While LLaDA2.0 showcased the scaling potential of 100B-level block-diffusion models and their inherent parallelization, the delicate equilibrium between decoding speed and generation quality has remained an elusive frontier. Today, we unveil LLaDA2.1, a paradigm shift designed to transcend this trade-off. By seamlessly weaving Token-to-Token (T2T) editing into the conventional Mask-to-Token (M2T) scheme, we introduce a joint, configurable threshold-decoding scheme. This structural innovation gives rise to two distinct personas: the Speedy Mode (S Mode), which audaciously lowers the M2T threshold to bypass traditional constraints while relying on T2T to refine the output; and the Quality Mode (Q Mode), which leans into conservative thresholds to secure superior benchmark performances with manageable efficiency degrade. Furthering this evolution, underpinned by an expansive context window, we implement the first large-scale Reinforcement Learning (RL) framework specifically tailored for dLLMs, anchored by specialized techniques for stable gradient estimation. This alignment not only sharpens reasoning precision but also elevates instruction-following fidelity, bridging the chasm between diffusion dynamics and complex human intent. We culminate this work by releasing LLaDA2.1-Mini (16B) and LLaDA2.1-Flash (100B). Across 33 rigorous benchmarks, LLaDA2.1 delivers strong task performance and lightning-fast decoding speed. Despite its 100B volume, on coding tasks it attains an astounding 892 TPS on HumanEval+, 801 TPS on BigCodeBench, and 663 TPS on LiveCodeBench.

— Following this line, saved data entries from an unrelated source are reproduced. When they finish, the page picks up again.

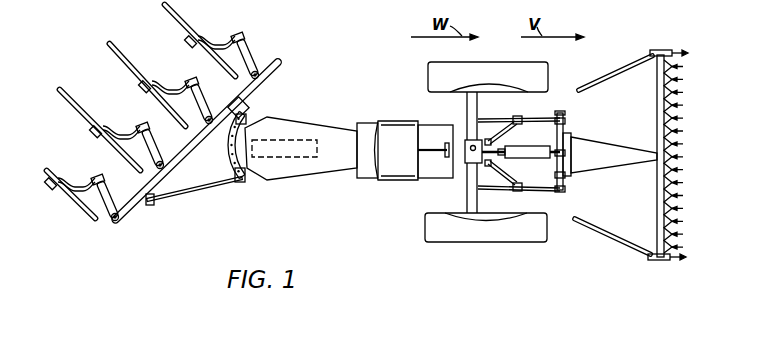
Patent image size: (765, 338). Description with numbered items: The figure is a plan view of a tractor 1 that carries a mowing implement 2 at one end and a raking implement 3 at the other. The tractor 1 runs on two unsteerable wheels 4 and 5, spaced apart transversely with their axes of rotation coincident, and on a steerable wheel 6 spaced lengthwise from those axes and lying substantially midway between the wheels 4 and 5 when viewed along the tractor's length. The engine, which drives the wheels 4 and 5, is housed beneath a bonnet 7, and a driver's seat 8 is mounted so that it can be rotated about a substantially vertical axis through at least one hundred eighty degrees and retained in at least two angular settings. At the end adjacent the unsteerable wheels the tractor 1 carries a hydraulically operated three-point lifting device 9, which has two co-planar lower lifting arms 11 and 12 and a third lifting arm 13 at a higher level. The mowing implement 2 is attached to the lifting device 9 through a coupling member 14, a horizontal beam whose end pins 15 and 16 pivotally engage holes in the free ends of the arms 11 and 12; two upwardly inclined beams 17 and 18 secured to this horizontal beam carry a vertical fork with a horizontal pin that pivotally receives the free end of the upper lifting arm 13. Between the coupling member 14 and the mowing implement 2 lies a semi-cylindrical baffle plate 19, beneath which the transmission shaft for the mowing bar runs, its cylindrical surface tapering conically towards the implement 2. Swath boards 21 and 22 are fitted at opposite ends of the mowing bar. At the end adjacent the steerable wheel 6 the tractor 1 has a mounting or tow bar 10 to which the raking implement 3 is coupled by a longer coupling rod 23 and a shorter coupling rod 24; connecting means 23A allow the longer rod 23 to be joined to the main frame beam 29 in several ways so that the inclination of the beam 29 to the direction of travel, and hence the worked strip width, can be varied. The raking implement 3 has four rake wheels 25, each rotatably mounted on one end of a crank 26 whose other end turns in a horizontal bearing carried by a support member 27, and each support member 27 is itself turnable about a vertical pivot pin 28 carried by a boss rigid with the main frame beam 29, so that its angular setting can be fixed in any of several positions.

The tractor 1 is at (428, 180).
The mowing implement 2 is at (652, 232).
The raking implement 3 is at (139, 208).
The unsteerable wheel 4 is at (527, 240).
The unsteerable wheel 5 is at (541, 75).
The steerable wheel 6 is at (288, 137).
The bonnet 7 is at (344, 172).
The driver's seat 8 is at (404, 120).
The lifting device 9 is at (524, 149).
The mounting bar or tow bar 10 is at (233, 162).
The lower lifting arm 11 is at (531, 119).
The lower lifting arm 12 is at (550, 190).
The third lifting arm 13 is at (550, 156).
The coupling member 14 is at (553, 172).
The pin 15 is at (561, 190).
The pin 16 is at (561, 116).
The upwardly inclined beam 17 is at (566, 178).
The upwardly inclined beam 18 is at (568, 133).
The semi-cylindrical baffle plate 19 is at (627, 152).
The swath board 21 is at (626, 250).
The swath board 22 is at (615, 70).
The longer coupling rod 23 is at (218, 188).
The connecting means 23A is at (175, 198).
The shorter coupling rod 24 is at (243, 105).
The rake wheel 25 is at (181, 23).
The crank 26 is at (218, 42).
The support member 27 is at (248, 54).
The vertical pivot pin 28 is at (210, 108).
The main frame beam 29 is at (194, 148).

翻译：尽管LLaDA2.0展示了百亿级别块扩散模型的扩展潜力及其固有的并行化能力，解码速度与生成质量之间的微妙平衡始终是一个难以企及的前沿领域。今天，我们推出LLaDA2.1，这是一种旨在超越此权衡的范式转变。通过将词元到词元（T2T）编辑无缝编织到传统的掩码到词元（M2T）方案中，我们引入了一种联合的、可配置的阈值解码方案。这一结构创新催生了两种不同的模式：速度模式（S模式），它大胆降低M2T阈值以绕过传统约束，同时依赖T2T来优化输出；以及质量模式（Q模式），它采用保守阈值以确保在可接受的效率损失下获得卓越的基准性能。在这一演进基础上，依托于扩展的上下文窗口，我们实现了首个专为dLLMs定制的大规模强化学习（RL）框架，并以用于稳定梯度估计的专门技术为锚点。这种对齐不仅提高了推理精度，还增强了指令遵循的保真度，弥合了扩散动力学与复杂人类意图之间的鸿沟。我们最终发布了LLaDA2.1-Mini（16B）和LLaDA2.1-Flash（100B）。在33项严格的基准测试中，LLaDA2.1展现出强大的任务性能和闪电般的解码速度。尽管其参数量达100B，在代码任务上，它在HumanEval+上实现了惊人的892 TPS，在BigCodeBench上达到801 TPS，在LiveCodeBench上达到663 TPS。